“Not So Bad (Leans Gone Cold),” a sample drill track that trades the tea of Dido’s “Thank You” for a cup of lean, is melancholy but swaggering, the pair’s strained voices springing off of gliding bass and weepy keys. Historically, most of the darkness in Rae Sremmurd songs has stemmed from the spacey melodies and eerie drum programming of Ear Drummers’ nocturnal production style; here, the rappers are the ones who cast the shadows.

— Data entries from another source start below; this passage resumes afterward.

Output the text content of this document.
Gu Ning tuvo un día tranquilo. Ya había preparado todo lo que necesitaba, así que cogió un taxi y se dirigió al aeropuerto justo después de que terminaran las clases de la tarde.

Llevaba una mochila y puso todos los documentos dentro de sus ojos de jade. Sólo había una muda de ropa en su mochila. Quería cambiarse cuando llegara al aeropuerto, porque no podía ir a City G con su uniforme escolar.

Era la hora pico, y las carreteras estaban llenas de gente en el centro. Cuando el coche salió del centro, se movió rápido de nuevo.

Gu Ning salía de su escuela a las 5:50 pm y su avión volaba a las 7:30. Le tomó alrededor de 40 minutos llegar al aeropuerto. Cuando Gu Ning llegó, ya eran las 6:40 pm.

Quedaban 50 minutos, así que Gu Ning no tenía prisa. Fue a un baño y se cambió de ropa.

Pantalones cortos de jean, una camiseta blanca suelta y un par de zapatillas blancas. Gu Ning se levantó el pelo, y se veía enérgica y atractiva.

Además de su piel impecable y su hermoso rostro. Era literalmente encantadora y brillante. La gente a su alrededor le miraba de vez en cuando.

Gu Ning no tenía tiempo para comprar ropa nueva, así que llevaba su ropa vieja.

Compared to the careful sprawl of triple-LP Sr3mm, which artfully unwound the brothers’ divergent styles and production tastes while avoiding lulls, this outing can feel formulaic and less adventurous at times. The duo (or sometimes a featured guest) typically plays off a Swae Lee chorus, a structure that anchors most of the songs here. When the hook bricks, as on the uninspired “Activate,” the song collapses. The brothers’ middling showings just barely best yet another phoned-in Future verse. “Got empty bottles and models, my heart empty,” he sings flatly. Single “Torpedo” is just as inert, with Swae Lee not even committing to the tepid chorus: “Takin’ off for that cash, like torpedo/And ya pockets too tight, just like a speedo.”
When Swae Lee’s hooks connect, things fall into place. He floats through the misty bounce of the Zaytoven– and Mike WiLL-produced “Mississippi Slide,” while Jxmmi tumbles across it like a bowling ball. For the squeaky twerk joint “Bend Ya Knees,” Swae Lee dispenses cool playboy flexes while Jxmmi gushes Auto-Tuned punchlines. “I’m a bald-head nigga, just like Mr. Clean/And they know it’s me, hit the dro and shoulder lean,” Jxmmi raps, one of his many standout lines. He needs his brother’s cool melodies as much as Swae Lee needs his spry rapping, but interesting things tend to happen when he takes the lead, a potential first teased on his solo debut Jxmtro.
“Flaunt It/Cheap,” the album’s highlight, consciously discards the batting order of most Rae Sremmurd songs—Swae Lee on the hook and first verse, with Jxmmi on cleanup. The result is delightful. It begins with a drum’n’bass beat that slows into a minimal drum track, then flows into woozy Miami bass. Jxmmi struts across the shifting ground like a drum major, his swagger carrying the song even after Swae Lee takes the wheel. If Rae Sremmurd is truly a lifelong commitment, as this album’s title suggests, this kind of shuffling will be key to the group’s longevity. As their widened outlook and refreshed palette show, they’ve got plenty more parties planned.